The actual meltdown in 1986 didn’t even do that.

And this is according to the Chernobyl Forum established by the IAEA in 2003 to provide an authoritative consensus on the impact of the original 1986 meltdown. All health and epidemiological studies (1, 2, 3, 4, 5, 6, 7, 8) have shown that the long-term mental health effects were the only significant public health consequence of the accident outside of the vicinity of Chernobyl.
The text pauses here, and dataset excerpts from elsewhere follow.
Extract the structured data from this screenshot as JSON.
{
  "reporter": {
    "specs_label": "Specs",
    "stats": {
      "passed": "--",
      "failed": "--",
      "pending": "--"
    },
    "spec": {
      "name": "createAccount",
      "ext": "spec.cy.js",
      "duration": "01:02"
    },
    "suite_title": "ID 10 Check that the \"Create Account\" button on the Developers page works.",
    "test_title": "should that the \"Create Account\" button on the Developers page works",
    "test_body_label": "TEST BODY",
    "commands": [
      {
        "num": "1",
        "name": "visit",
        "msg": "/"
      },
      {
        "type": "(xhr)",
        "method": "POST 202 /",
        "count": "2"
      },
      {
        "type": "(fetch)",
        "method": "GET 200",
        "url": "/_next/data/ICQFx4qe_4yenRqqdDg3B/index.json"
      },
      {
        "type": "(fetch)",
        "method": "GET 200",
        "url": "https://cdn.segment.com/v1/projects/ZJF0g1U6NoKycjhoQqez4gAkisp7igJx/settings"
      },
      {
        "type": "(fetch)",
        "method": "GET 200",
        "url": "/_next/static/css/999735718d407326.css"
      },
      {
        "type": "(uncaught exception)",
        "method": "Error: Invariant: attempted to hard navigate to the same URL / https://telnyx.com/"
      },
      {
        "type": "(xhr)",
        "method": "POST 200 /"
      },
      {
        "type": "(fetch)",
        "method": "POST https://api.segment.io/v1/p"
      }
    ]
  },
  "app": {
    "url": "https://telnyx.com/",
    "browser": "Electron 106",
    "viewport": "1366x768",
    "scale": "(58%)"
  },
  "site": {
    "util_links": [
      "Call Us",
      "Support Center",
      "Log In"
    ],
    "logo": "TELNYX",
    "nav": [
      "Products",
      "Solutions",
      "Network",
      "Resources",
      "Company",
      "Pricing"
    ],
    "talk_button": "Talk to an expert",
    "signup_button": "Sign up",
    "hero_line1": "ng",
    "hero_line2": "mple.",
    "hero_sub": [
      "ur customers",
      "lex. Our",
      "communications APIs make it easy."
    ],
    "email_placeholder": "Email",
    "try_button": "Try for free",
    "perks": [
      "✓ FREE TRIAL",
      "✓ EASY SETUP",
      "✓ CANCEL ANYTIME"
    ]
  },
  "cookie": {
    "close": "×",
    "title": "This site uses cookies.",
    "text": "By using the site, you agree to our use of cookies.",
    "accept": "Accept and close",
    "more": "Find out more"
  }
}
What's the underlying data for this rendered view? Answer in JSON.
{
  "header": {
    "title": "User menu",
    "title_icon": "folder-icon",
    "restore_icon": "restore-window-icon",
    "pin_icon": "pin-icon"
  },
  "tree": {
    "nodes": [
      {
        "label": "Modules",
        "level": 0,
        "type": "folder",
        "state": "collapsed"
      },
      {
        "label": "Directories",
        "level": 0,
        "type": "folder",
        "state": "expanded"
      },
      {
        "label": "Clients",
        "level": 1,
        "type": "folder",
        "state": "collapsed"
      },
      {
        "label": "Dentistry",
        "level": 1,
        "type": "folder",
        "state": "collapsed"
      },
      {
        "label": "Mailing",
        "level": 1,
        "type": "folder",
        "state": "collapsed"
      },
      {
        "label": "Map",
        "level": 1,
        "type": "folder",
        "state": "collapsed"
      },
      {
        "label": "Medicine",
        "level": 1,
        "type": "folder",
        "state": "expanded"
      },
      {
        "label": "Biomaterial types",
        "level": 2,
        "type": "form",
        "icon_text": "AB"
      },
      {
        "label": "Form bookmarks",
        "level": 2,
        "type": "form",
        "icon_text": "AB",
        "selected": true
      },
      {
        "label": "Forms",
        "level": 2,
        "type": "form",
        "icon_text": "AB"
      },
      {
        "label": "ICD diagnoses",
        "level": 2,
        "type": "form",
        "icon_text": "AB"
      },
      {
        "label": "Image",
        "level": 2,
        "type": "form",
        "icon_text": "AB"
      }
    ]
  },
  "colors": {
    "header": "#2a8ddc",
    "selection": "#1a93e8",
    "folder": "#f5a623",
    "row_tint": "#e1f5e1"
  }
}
Not enough radioactive materials, in high enough concentrations, was spread outside the immediate area of Chernobyl to have any lasting health effects.

Europe was not adversely affected by Chernobyl, except psychologically.

Forum members included the IAEA, the United Nations Coordinator of Humanitarian Affairs, the United Nations Development Program, the United Nations Food and Agriculture Organization, the United Nations Environment Program, the United Nations Scientific Committee on the Effects of Atomic Radiation, the World Health Organization, and the World Bank. The governments of Belarus, Russia, and Ukraine were also members of the Forum.

As summarized by Dr. William Burchill, former President of the American Nuclear Society, the maximum actual fatalities were:

- 2 immediate, non-radiation deaths

- 28 early fatalities from radiation within 4 months,

- 19 late adult fatalities presumably from radiation over the next 20 years, although this number is within the normal incidence of cancer mortality in this group, which is about 1% per year, and

- 9 late child fatalities presumably from radiation resulting in thyroid cancer.

- 340,000 people were evacuated or resettled after the accident

And this was from an operating nuclear reactor, not the dead thing that comprises Chernobyl today. Comparing these numbers to the several hundred already killed by Russia and the over 1,000,000 fleeing the cities and towns of Ukraine, shows the harm is vastly greater for the present invasion than even the 1986 Chernobyl event itself.

Greater than even six Chernobyl events.

So yes, we need to ensure that Chernobyl and all Ukrainian reactors remain safe.

But the invasion is killing people right now and destroying a democratic society. This is much worse than any nuclear accident could ever be.